In fact, Naomi could not call Kinch anything except, if she could not avoid it, “you.”
When she’d returned to New York City from the first of her Midwestern trips, to Muskegee Falls, it was to discover that Madelena had become cheerfully “resigned.” Prematurely “resigned.” There was a new airiness, lightness in her grandmother’s bones. It wasn’t the ravages of chemotherapy—rather a ravage of the soul. A rarefying of the soul. To her surprise Naomi discovered, and would have liked to toss out into the incinerator chute in the corridor, a copy of The Tibetan Book of the Dead on Madelena’s nightside table.
She’d leafed through the book dreading what she might read. She knew how derisive Gus had been of “wisdom” literature—the sacred texts of the great religions, apologias for oppression, ignorance, superstition, pacifism in the face of political tyranny. Not to mention enslavement and mistreatment of women. No “wisdom” is worth such ignorance, Gus had said. And it was laced with anti-science as with anthrax.
Naomi supposed that The Tibetan Book of the Dead was not to be taken literally but rather symbolically. The subtitle was Liberation Through Hearing During the Intermediate State.
For you did not die instantaneously, it was claimed. By degrees you died, as your consciousness waned. Many days and many nights were required for complete extinction. Possibly this was once true, or true in some way, before modern medical technology. Now, consciousness in the dying individual waned, and was extinguished, while the body continued to live a zombie-life in its reduced state. This was living—but only physically.
Naomi put the book down, and did not confront her grandmother with it. For she knew that, if she did, Madelena would make a joke of it in some way painful to Naomi.
She missed Madelena’s former contentiousness. Madelena’s contrarian spirit. Since the onset of the cancer Madelena scarcely seemed to care if someone disagreed with her—she rarely troubled to disagree with others. She had lost her strong opinions as you might lose bulky household objects and never miss them. She did not refute colleagues, she did not take sides in disputes. When Kinch said something preposterous, or provocative, Madelena simply smiled.
Clasped her hands tightly together, as if in restraint.
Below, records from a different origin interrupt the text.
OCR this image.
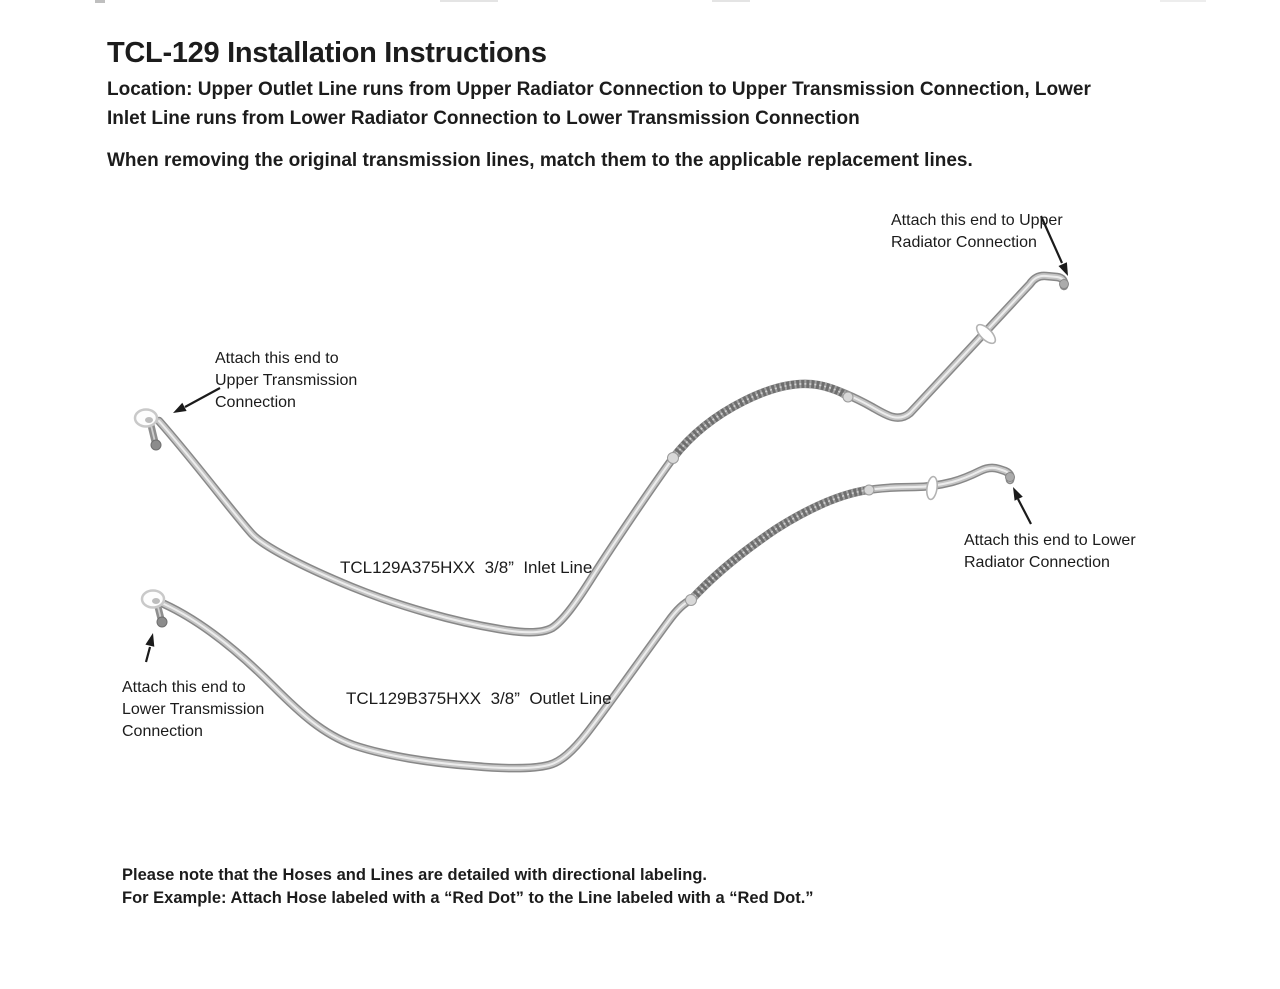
TCL-129 Installation Instructions

Location: Upper Outlet Line runs from Upper Radiator Connection to Upper Transmission Connection, Lower
Inlet Line runs from Lower Radiator Connection to Lower Transmission Connection

When removing the original transmission lines, match them to the applicable replacement lines.

Attach this end to Upper
Radiator Connection
Attach this end to
Upper Transmission
Connection
Attach this end to Lower
Radiator Connection
Attach this end to
Lower Transmission
Connection
TCL129A375HXX  3/8”  Inlet Line
TCL129B375HXX  3/8”  Outlet Line

Please note that the Hoses and Lines are detailed with directional labeling.
For Example: Attach Hose labeled with a “Red Dot” to the Line labeled with a “Red Dot.”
Smiled.
When Naomi told Madelena that she thought she might have at last found her “subject”—(“A film documentary about women boxers”)—Madelena had said, “Good!”—and had not raised the obvious objections Naomi had expected.
“Will you apply for a grant? From the Institute? Or—are you looking for private investors? If so, maybe I can help.”
Quickly Naomi told her grandmother that she wasn’t looking for money—yet. It was mortifying to her that Madelena would offer to support her documentary filmmaking, along with allowing her to live in her apartment for no rent.
Madelena said, “But I want to help you, in any way I can. Why would I not want to help you, Naomi? You’re my granddaughter: I love you.”
SHE’D SEEN THIS CLEARLY: Madelena had intended to maneuver her into a relationship of some intimacy with the half-uncle Kinch. She’d known almost at once. Oh, she had known.
Yet, it had happened nonetheless. Not that she’d been powerless to stop it but that she had not stopped it, as if powerless.
As she’d come to love Madelena over a period of time so she’d come to love Karl Kinch. (To a degree.)
My family. Mine!
She didn’t know whether to smile over this, or to cry. Often she had a fleeting vision of something—ashes, bone—swirling sucked away into a stream.
Until Madelena’s illness Naomi had never visited Kinch without her—of course. It had seemed very strange, awkward—visiting the half-uncle without her grandmother present.
When she came alone to see Kinch he was bright, cheerful, garrulous and inquisitive as usual. He’d made an effort to groom himself: fresh-laundered white shirt, shaving cologne. With playful rudeness he sent the dour Sonia away to “molder” in a back room and not bother them. Yet: he didn’t ask in detail about Madelena.
He didn’t tease Naomi nearly so much as he had at the start of their acquaintance. She’d become for him a familiar presence, a “relative”—almost, a relative he’d known for a long time, about whom there was no need to ask probing questions.
Kinch liked to surprise Naomi by giving her presents at unpredictable times. A pristine first edition of Selected Poems of Marianne Moore. A paperback copy of Julian Jaynes’s The Origins of Consciousness in the Breakdown of the Bicameral Mind with Kinch’s own annotations in the margins. A copy of Kinch’s own, early book of poems Tristes published when he’d been Naomi’s age, and out of print (as Kinch said) for three decades, with a lavishly obscure inscription—To my dear niece Naomi with hope for the happiness of her life to come. Yrs with Love, “Uncle Karl.”